= Black Country New Road =

Road in the West Midlands, England

The Black Country New Road (or Black Country Spine Road) is a major road which runs through the West Midlands of England.

==History==
The route was first planned during the 1980s, as a trunk road to link the planned Black Country Route at Bilston with Junction 1 of the M5 motorway in West Bromwich. In the early 1990s, it received impetus from the Black Country Development Corporation.

The first phase of the route was completed in July 1995, beginning with a half-mile stretch of dual carriageway linking the A41/A4038 junction in Moxley with the simultaneously completed final phase of the Black Country Route.

The second phase was completed in November 1995. This route was late in its completion because it made use of a four-span viaduct-style bridge over Eagle Crossing (carrying a section of railway between Walsall and Brierley Hill which had closed two years earlier) in the Toll End area of Tipton.

The third and final phase of the route was completed in the spring of 1997, with a one-mile (1.6 km) stretch of Holyhead Road being converted into a dual carriageway.

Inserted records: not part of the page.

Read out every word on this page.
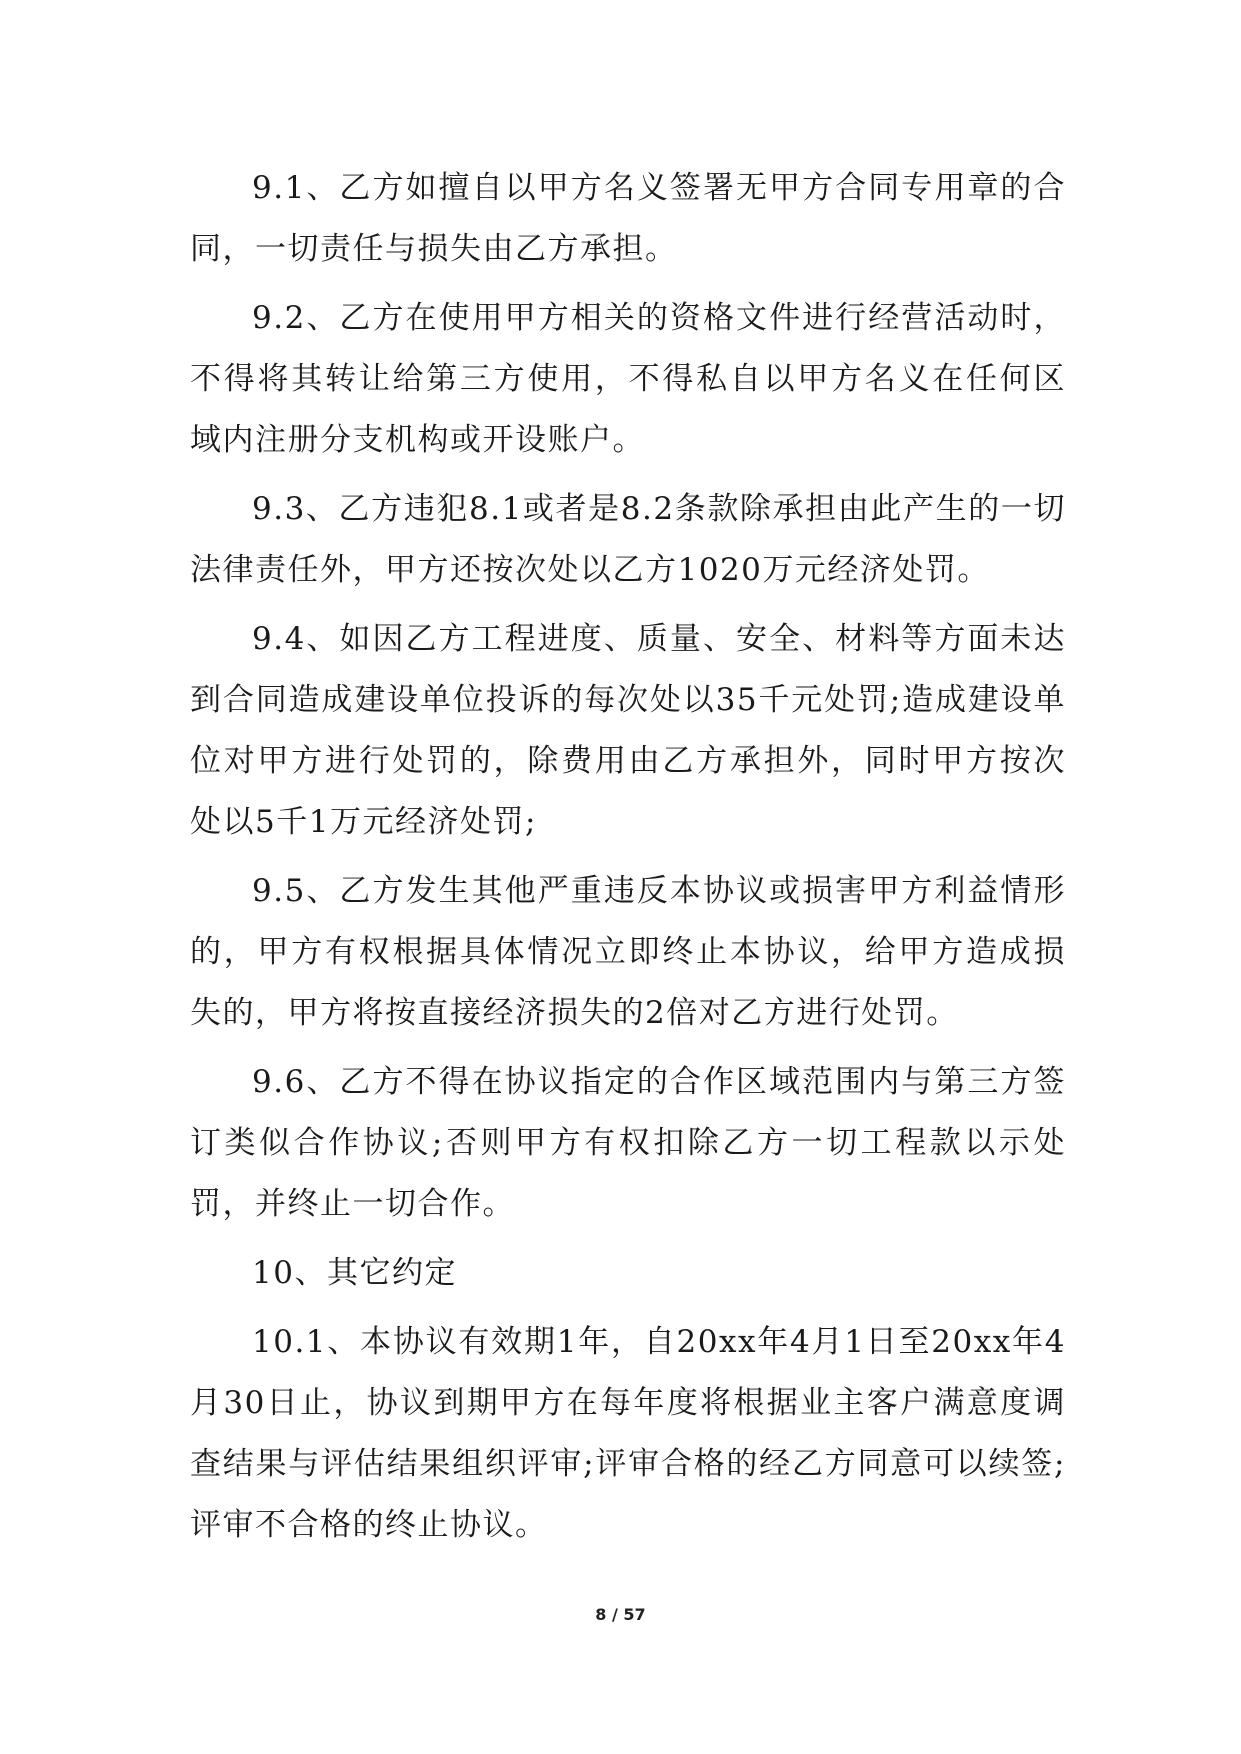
9.1、乙方如擅自以甲方名义签署无甲方合同专用章的合同，一切责任与损失由乙方承担。

9.2、乙方在使用甲方相关的资格文件进行经营活动时，不得将其转让给第三方使用，不得私自以甲方名义在任何区域内注册分支机构或开设账户。

9.3、乙方违犯8.1或者是8.2条款除承担由此产生的一切法律责任外，甲方还按次处以乙方1020万元经济处罚。

9.4、如因乙方工程进度、质量、安全、材料等方面未达到合同造成建设单位投诉的每次处以35千元处罚;造成建设单位对甲方进行处罚的，除费用由乙方承担外，同时甲方按次处以5千1万元经济处罚;

9.5、乙方发生其他严重违反本协议或损害甲方利益情形的，甲方有权根据具体情况立即终止本协议，给甲方造成损失的，甲方将按直接经济损失的2倍对乙方进行处罚。

9.6、乙方不得在协议指定的合作区域范围内与第三方签订类似合作协议;否则甲方有权扣除乙方一切工程款以示处罚，并终止一切合作。

10、其它约定

10.1、本协议有效期1年，自20xx年4月1日至20xx年4月30日止，协议到期甲方在每年度将根据业主客户满意度调查结果与评估结果组织评审;评审合格的经乙方同意可以续签;评审不合格的终止协议。

8 / 57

As well as relieving traffic congestion, the Black Country Spine Road also opened up several square miles of previously inaccessible land around Wednesbury and Tipton. This allowed for commercial and light industrial development to take place and create jobs in an area which since the 1970s had been hit by de-industrialisation and unemployment. Unemployment figures in some of the area surrounding the Spine Road are still relatively high, but the businesses set up along the route have boosted the local economy.

Visible in the middle of the road just before the Patent Shaft Roundabout is the exit from a former railway tunnel which ran to the Patent Shaft Steelworks, part of which occupied this site prior to closure in 1980.

==Canal Bridge==
When plans were originally drawn up for the Road they included the provision of a navigable culvert under the road near the Swan Bridge roundabout to the Ridgacre Branch, part of the Birmingham Canal Navigations. However, when it was built this was not implemented and the canal was cut off from the canal network and lost to navigation. It remains in water and used for fishing, but without the traffic of boats is rapidly becoming silted up.

== In popular culture ==
The English rock band Black Country, New Road is named after this route. Former frontman Isaac Wood discovered its Wikipedia article using the 'random article' tool.